What are we going to do about affordable housing?

Submitted by Lopez Community Land Trust

A January 2017 Point in Time Homeless Count revealed that Lopez has an estimated 101 homeless people, roughly 4 percent of our population of 2,400. The Lopez Island Family Resource Center conducted the count and estimated that they were able to capture about 50 percent of the homeless population in that count.

Home prices continue to rise while wages remain stagnant. A recent report by Realtor.com revealed that the priciest 10 percent of San Juan County’s real estate market rose faster than any other U.S. county. According to the State of Washington and Counties Housing Market Snapshot, prepared by the Runstad Center for Real Estate Studies, just 37.5 percent of first-time homebuyers can find a home they can afford in this county. This is the lowest in the state.

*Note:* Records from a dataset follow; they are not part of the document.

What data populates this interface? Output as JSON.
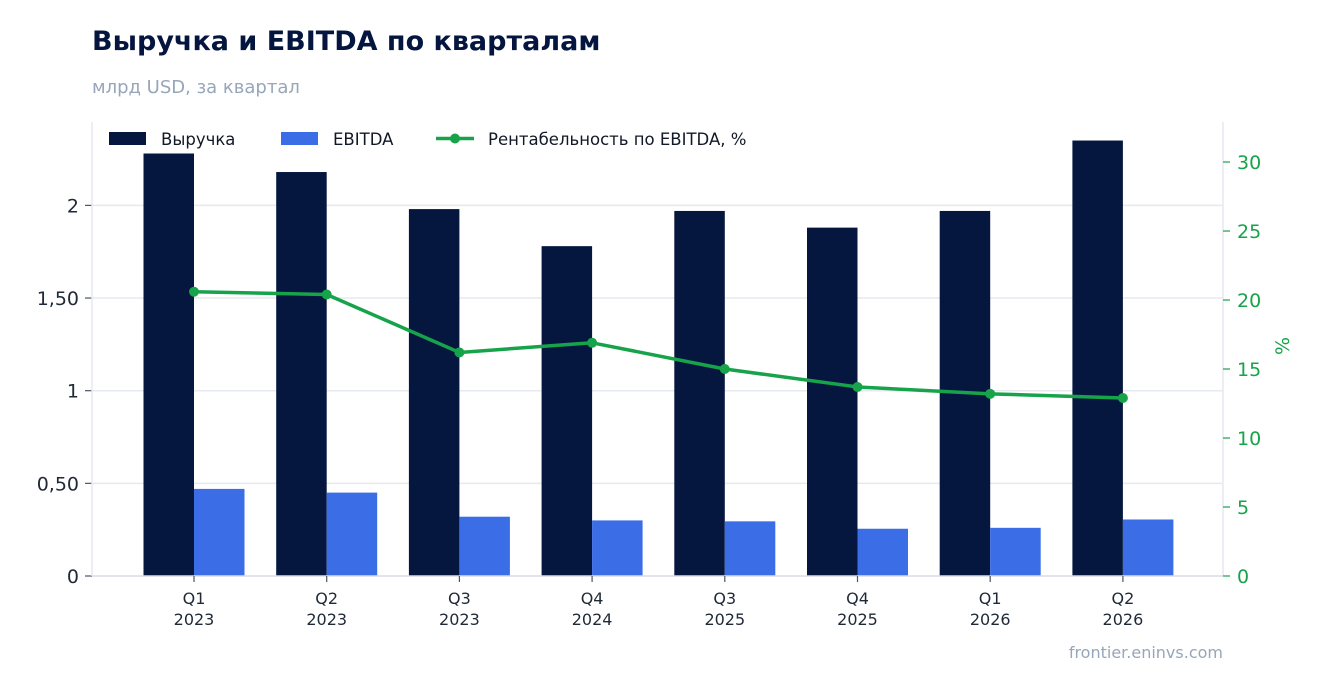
{
  "header": {
    "title": "Выручка и EBITDA по кварталам",
    "subtitle": "млрд USD, за квартал"
  },
  "footer": {
    "source": "frontier.eninvs.com"
  },
  "colors": {
    "revenue": "#05173f",
    "ebitda": "#3b6de6",
    "margin": "#17a34a",
    "grid": "#e5e9f0"
  },
  "chart_data": {
    "type": "bar",
    "categories": [
      [
        "Q1",
        "2023"
      ],
      [
        "Q2",
        "2023"
      ],
      [
        "Q3",
        "2023"
      ],
      [
        "Q4",
        "2024"
      ],
      [
        "Q3",
        "2025"
      ],
      [
        "Q4",
        "2025"
      ],
      [
        "Q1",
        "2026"
      ],
      [
        "Q2",
        "2026"
      ]
    ],
    "series": [
      {
        "name": "Выручка",
        "type": "bar",
        "axis": "left",
        "values": [
          2.28,
          2.18,
          1.98,
          1.78,
          1.97,
          1.88,
          1.97,
          2.35
        ]
      },
      {
        "name": "EBITDA",
        "type": "bar",
        "axis": "left",
        "values": [
          0.47,
          0.45,
          0.32,
          0.3,
          0.295,
          0.255,
          0.26,
          0.305
        ]
      },
      {
        "name": "Рентабельность по EBITDA, %",
        "type": "line",
        "axis": "right",
        "values": [
          20.6,
          20.4,
          16.2,
          16.9,
          15.0,
          13.7,
          13.2,
          12.9
        ]
      }
    ],
    "y_left": {
      "ylim": [
        0,
        2.45
      ],
      "ticks": [
        0,
        0.5,
        1,
        1.5,
        2
      ],
      "tick_labels": [
        "0",
        "0,50",
        "1",
        "1,50",
        "2"
      ]
    },
    "y_right": {
      "label": "%",
      "ylim": [
        0,
        32.9
      ],
      "ticks": [
        0,
        5,
        10,
        15,
        20,
        25,
        30
      ],
      "tick_labels": [
        "0",
        "5",
        "10",
        "15",
        "20",
        "25",
        "30"
      ]
    },
    "grid": true,
    "legend_position": "top-left"
  }
}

The average for all 39 counties in Washington state is 71.4 percent. The median home value in San Juan County is $453,100. Only King County records a higher median home value. Back in 2014 the same report showed that 47.3 percent of first-time home buyers could access a home and the median home value was reported at $391,700

Lopez Community Land Trust (LCLT) provides permanently affordable housing for 141 people (6 percent of the population and 10 percent of school-age children) in 42 homes that have been developed over a 25-year period. According to San Juan County GIS services, there are 2,176 homes on Lopez Island – almost one home per resident, but Lopez has a full-time occupancy rate of just 56 percent. Lopez Island isn’t experiencing a lack of housing stock. We are experiencing a lack of access to affordable housing. LCLT has developed 3.5 percent of the 1,200 full-time housing stock on Lopez. LCLT removes land from the speculative market. Those who live in co-op homes on LCLT ground are assured of permanently affordable homes. LCLT provides co-op homebuyers with financial counseling, education about living within budgets and construction training. The homes include passive solar, solar electric and other sustainable features that reduce monthly operational costs.

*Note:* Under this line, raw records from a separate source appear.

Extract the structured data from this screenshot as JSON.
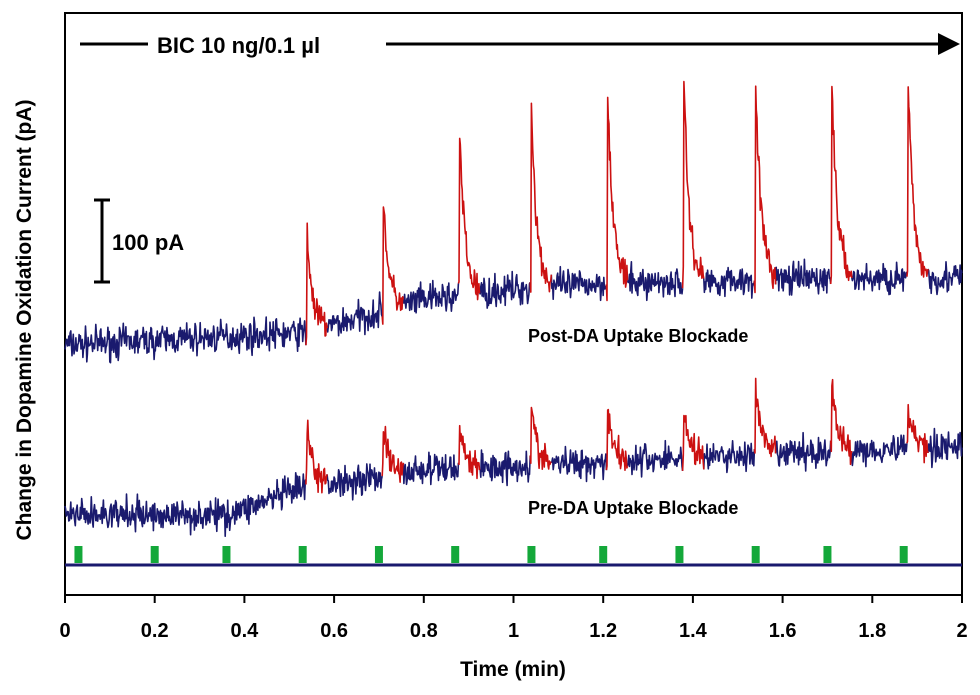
{
  "chart_data": {
    "type": "line",
    "ylabel": "Change in Dopamine Oxidation Current (pA)",
    "xlabel": "Time (min)",
    "xlim": [
      0,
      2
    ],
    "xticks": [
      0,
      0.2,
      0.4,
      0.6,
      0.8,
      1,
      1.2,
      1.4,
      1.6,
      1.8,
      2
    ],
    "xtick_labels": [
      "0",
      "0.2",
      "0.4",
      "0.6",
      "0.8",
      "1",
      "1.2",
      "1.4",
      "1.6",
      "1.8",
      "2"
    ],
    "grid": false,
    "annotations": {
      "drug_bar": "BIC 10 ng/0.1 µl",
      "scale_bar": "100 pA",
      "scale_bar_value_pA": 100
    },
    "series": [
      {
        "name": "Post-DA Uptake Blockade",
        "baseline_pA": [
          [
            0.0,
            0
          ],
          [
            0.54,
            15
          ],
          [
            0.6,
            25
          ],
          [
            0.8,
            55
          ],
          [
            1.0,
            68
          ],
          [
            1.2,
            75
          ],
          [
            1.6,
            80
          ],
          [
            2.0,
            82
          ]
        ],
        "event_times_min": [
          0.54,
          0.71,
          0.88,
          1.04,
          1.21,
          1.38,
          1.54,
          1.71,
          1.88
        ],
        "event_peak_amplitude_pA": [
          120,
          135,
          200,
          220,
          235,
          240,
          245,
          240,
          235
        ],
        "trace_color": "#1a1a6e",
        "event_color": "#cc1111"
      },
      {
        "name": "Pre-DA Uptake Blockade",
        "baseline_pA": [
          [
            0.0,
            0
          ],
          [
            0.36,
            0
          ],
          [
            0.54,
            35
          ],
          [
            0.8,
            55
          ],
          [
            1.0,
            60
          ],
          [
            1.2,
            65
          ],
          [
            1.6,
            75
          ],
          [
            2.0,
            85
          ]
        ],
        "event_times_min": [
          0.54,
          0.71,
          0.88,
          1.04,
          1.21,
          1.38,
          1.54,
          1.71,
          1.88
        ],
        "event_peak_amplitude_pA": [
          75,
          60,
          55,
          70,
          68,
          60,
          80,
          80,
          55
        ],
        "trace_color": "#1a1a6e",
        "event_color": "#cc1111"
      }
    ],
    "stimulation_markers_min": [
      0.03,
      0.2,
      0.36,
      0.53,
      0.7,
      0.87,
      1.04,
      1.2,
      1.37,
      1.54,
      1.7,
      1.87
    ],
    "colors": {
      "trace": "#1a1a6e",
      "events": "#cc1111",
      "stimulation": "#14a83a",
      "axis": "#000000"
    }
  }
}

In 25 years, LCLT has gained a lot of experience. We own more land within the Village Urban Growth Area, a class-A water system and the ability to develop more housing, but the gap between what it costs to build and what working people can afford to pay is over $100,000. The gap requires that LCLT raise $1 million for every 10 homes we develop. If LCLT had access to funds at 1 percent interest we could develop more housing.

What are we going to do about affordable housing? Let’s step up our efforts and put our minds together so that we can discover ways to continue to tackle this issue and strengthen our island community.